Hosted by The Society Pages, which is a hub for social science blogs and websites, Sociological Images is a blog that is updated daily and often between two and four times a day. The posts are written by Gwen Sharp, Lisa Wade and guest contributors. Each post usually features an image, such as a graph, advertisement, commercial, video clip, product, or screenshot, as well as commentary about the image; most of these images are taken from mainstream websites, other social science sites, or reader submissions.
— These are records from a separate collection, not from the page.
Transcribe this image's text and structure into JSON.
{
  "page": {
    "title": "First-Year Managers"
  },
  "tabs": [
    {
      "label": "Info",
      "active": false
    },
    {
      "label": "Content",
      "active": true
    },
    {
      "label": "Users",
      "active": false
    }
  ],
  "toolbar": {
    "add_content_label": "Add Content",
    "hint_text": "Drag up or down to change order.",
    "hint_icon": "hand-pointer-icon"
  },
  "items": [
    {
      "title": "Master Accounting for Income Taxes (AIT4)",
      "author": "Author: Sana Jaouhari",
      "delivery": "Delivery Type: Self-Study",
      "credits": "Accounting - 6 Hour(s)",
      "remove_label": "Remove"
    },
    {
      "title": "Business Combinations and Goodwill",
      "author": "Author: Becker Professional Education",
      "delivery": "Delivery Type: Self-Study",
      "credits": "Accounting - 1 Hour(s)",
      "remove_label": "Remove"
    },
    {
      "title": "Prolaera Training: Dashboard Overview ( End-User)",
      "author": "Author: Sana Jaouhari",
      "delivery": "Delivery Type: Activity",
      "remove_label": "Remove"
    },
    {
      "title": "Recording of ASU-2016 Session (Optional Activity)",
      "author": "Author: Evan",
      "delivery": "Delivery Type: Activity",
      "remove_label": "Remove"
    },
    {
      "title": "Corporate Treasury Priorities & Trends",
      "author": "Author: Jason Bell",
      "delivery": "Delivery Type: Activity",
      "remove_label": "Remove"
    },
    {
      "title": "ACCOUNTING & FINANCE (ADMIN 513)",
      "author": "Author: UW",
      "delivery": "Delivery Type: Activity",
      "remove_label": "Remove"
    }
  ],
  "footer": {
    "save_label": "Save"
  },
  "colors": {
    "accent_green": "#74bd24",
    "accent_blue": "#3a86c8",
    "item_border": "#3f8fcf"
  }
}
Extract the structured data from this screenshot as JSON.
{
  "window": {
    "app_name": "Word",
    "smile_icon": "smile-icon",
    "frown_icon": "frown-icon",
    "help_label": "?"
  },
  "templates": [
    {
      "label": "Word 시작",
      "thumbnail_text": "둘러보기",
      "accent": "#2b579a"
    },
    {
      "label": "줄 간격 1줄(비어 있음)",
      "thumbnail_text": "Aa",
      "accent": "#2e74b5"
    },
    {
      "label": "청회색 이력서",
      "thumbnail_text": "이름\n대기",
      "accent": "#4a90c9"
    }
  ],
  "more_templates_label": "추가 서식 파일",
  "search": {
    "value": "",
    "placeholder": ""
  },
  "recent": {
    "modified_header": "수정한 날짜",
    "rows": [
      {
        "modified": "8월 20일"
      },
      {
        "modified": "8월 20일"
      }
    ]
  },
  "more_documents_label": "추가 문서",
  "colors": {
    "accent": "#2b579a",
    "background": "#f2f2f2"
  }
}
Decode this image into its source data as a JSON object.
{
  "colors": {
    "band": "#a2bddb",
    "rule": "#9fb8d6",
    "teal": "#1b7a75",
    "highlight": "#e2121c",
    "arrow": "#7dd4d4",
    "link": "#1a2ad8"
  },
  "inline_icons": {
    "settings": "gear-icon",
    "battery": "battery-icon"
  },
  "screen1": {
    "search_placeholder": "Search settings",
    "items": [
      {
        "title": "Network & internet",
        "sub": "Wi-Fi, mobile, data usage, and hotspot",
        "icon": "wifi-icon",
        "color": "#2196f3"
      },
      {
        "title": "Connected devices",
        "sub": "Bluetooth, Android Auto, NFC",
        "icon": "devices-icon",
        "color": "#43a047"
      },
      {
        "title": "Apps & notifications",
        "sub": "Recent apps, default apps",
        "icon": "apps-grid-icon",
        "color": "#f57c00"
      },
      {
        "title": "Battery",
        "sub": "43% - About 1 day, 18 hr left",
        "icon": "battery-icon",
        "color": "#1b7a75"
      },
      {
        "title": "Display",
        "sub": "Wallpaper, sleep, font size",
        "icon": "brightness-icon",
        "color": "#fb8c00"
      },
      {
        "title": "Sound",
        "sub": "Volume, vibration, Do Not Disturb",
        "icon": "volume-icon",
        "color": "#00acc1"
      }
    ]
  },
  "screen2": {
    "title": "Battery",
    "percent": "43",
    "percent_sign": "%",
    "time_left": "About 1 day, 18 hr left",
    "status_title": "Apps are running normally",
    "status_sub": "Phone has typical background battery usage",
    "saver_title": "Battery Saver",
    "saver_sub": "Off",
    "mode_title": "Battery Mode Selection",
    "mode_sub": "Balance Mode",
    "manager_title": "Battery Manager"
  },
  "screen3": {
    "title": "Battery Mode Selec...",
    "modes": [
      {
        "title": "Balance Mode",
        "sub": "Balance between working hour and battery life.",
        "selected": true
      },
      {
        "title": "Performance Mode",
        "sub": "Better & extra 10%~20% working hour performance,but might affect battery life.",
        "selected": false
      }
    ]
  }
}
Around 50% of the blog posts focus on analyzing these visual elements of culture. The blog covers a wide variety of sociological topics, such as gender inequality, data mapping, homelessness, lesbian politics, and the environment. The most common topics are gender, sexuality, class, nationalism, race, ethnicity, marketing, and body image; in particular, the site focuses on how American popular culture perpetuates gender inequities. Many of the posts are based on items sent in by readers which Wade and Sharp then analyze; they receive an average of 15 to 20 items per day. According to Wade and Sharp, "involvement of the readership in this way has undoubtedly been key to the site's success; not only does it ensure a steady stream of content, but it creates a personal connection to the site and engages readers more actively in applying the sociological perspective as they look for relevant examples to submit". The site also collects popular posts under its "trending" tab, recommends posts under "editor's favorites", and references to posts in the media under "In the News". As of May 2012, the site had over 4,000 posts archived.

The tagline of the blog—"Inspiring sociological imaginations everywhere"—is taken from C. Wright Mills, a famous sociologist. As Wade explains, sociology for her is designed "to explain social patterns outside the individual" by looking at how culture and institutions affect individuals. Sharp points out that for readers of the blog, sociology can explain why they and their friends enjoy the same brands or how advertising perpetuates gender stereotypes.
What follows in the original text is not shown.